British Museum collections, £12.99
Height: 8.000 inches
Turner Bequest Excavations
GR 1897.4-1.1087 (Terracotta A11)
Room 72: Ancient Cyprus
Terracotta figurine of a woman with a child
From Tomb 67 at Enkomi, Cyprus, 1450-1200 BC
Many female figurines of this type have been found throughout the island of Cyprus. They characteristically have wide hips tapering to small, pointed feet, thin arms holding a baby and very large pierced ears, in which earrings, also of clay, are sometimes preserved. The figures are hollow, and therefore light. Their faces are formed by pinching, giving a bird-like effect. Details, such as eyes, are added using pellets of clay, while incisions decorate the neck and exaggerated pubic triangle.
The style of such figures owes something to Syrian prototypes, but they seem to have been produced to the same pattern at many places in Cyprus, and are so numerous that the term mass-production may be appropriate.
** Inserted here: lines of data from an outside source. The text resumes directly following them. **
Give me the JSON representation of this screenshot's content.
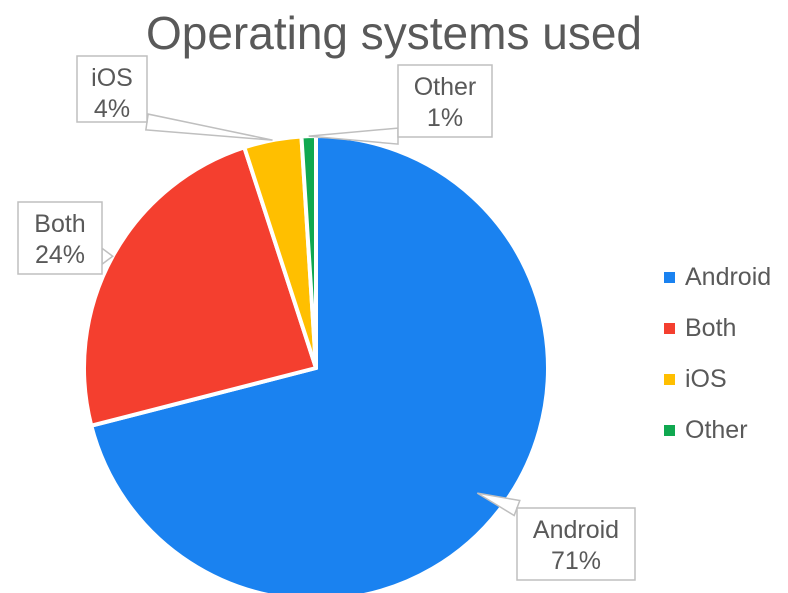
{
  "chart_data": {
    "type": "pie",
    "title": "Operating systems used",
    "slices": [
      {
        "label": "Android",
        "value": 71,
        "percent_label": "71%",
        "color": "#1a82f0"
      },
      {
        "label": "Both",
        "value": 24,
        "percent_label": "24%",
        "color": "#f43f2f"
      },
      {
        "label": "iOS",
        "value": 4,
        "percent_label": "4%",
        "color": "#ffbf00"
      },
      {
        "label": "Other",
        "value": 1,
        "percent_label": "1%",
        "color": "#10a850"
      }
    ],
    "legend": {
      "position": "right",
      "entries": [
        "Android",
        "Both",
        "iOS",
        "Other"
      ]
    },
    "data_labels": "callouts"
  }
}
Most examples of known provenance come from tombs.
The figurines may represent a female deity with a child, or they could have been felt to represent ordinary women, possibly their owners and perhaps the occupants of the tombs where they were found. In either case both the exaggerated sexual characteristics and the presence of the babies emphasize female fertility, and the figures may have acted as fertility charms.